Today a federal judge ruled that Spartanburg County School District No. 7  did not violate the Constitution by allowing students to earn elective credit for released time courses. U.S. District Court Judge Henry Herlong issued an emphatically worded order in Freedom of Religion Foundation v. Spartanburg County School District No. 7, holding that the District’s released time policy does not endorse religion, but “is a passive measure on behalf of public school officials to accommodate the desire of its students to receive religious instruction.”
In 2009, Spartanburg County School District No. 7 was sued by the atheist activist group Freedom From Religion Foundation, along with the parents of two high school students, for implementing the South Carolina Released Time Credit Act.
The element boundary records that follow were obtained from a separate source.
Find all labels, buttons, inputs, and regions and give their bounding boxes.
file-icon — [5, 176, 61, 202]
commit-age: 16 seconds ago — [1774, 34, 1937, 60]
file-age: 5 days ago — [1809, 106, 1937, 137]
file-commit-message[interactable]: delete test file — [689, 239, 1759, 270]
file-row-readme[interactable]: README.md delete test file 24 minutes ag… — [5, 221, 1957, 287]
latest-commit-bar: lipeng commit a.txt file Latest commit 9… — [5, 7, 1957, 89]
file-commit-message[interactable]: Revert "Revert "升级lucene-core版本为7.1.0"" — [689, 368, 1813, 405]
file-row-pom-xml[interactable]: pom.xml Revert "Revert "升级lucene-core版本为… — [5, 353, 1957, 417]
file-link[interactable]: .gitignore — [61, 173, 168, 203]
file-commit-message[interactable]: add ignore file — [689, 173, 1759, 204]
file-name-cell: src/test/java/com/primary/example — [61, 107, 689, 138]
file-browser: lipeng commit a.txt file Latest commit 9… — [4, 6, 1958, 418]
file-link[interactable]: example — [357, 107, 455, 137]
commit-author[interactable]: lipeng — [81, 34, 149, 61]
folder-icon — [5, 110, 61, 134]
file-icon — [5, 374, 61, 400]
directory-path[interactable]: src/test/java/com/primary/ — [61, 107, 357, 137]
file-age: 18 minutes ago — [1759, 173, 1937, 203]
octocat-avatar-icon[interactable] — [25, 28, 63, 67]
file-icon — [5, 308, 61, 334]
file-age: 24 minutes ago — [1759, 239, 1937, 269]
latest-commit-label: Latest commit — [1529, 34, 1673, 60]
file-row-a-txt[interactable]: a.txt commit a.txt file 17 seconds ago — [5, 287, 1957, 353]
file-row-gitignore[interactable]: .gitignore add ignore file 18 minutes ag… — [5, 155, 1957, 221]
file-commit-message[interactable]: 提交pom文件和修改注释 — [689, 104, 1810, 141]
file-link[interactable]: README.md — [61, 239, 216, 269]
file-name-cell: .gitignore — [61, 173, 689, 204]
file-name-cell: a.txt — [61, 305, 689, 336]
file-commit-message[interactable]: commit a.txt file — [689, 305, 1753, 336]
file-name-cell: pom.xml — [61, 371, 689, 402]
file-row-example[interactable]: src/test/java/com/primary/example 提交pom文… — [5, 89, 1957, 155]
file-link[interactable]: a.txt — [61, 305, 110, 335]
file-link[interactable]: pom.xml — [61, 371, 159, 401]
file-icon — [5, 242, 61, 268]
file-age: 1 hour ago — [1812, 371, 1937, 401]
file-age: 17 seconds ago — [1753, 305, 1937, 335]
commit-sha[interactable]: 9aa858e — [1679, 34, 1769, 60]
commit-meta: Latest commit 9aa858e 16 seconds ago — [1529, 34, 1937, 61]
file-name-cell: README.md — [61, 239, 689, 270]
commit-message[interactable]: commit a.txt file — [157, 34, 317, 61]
The law, passed in 2006, allows school districts to give elective credit to students who complete released time courses in religious instruction.
Judge Herlong found that “the policy’s plain language and the School District’s implementation of the released time policy evidence an intent to passively accommodate religion and to insulate itself from pervasive monitoring and oversight of the overtly religious instruction.” The Court also found that the District’s practice of “honoring academic credit” for released time was “unremarkable,” not unlike the general practice of public schools to honor credits “from an accredited private school.”
For more than 50 years, courts have routinely held that off-campus released time programs do not violate the Constitution by promoting religion, but merely accommodate the wishes of students’ parents. Nation-wide, more than 250,000 children in 32 states participate in released time programs each year. In South Carolina alone, more than 12,000 students attend released time classes each week.
“Judge Herlong’s ruling today says that this case was really a complaint about nothing: like Gertrude Stein said, there’s no there there,” says Eric Kniffin, Legal Counsel for The Becket Fund for Religious Liberty, which represents the school district, along with Kenneth Darr and Kenneth Nettles of Spartanburg firm Lyles, Darr & Clark, LLP. “The District should be commended for standing up for common sense, and defending the rights of parents everywhere.”
The Court’s decision has implications for released time programs and accredited private schools across South Carolina and throughout the country.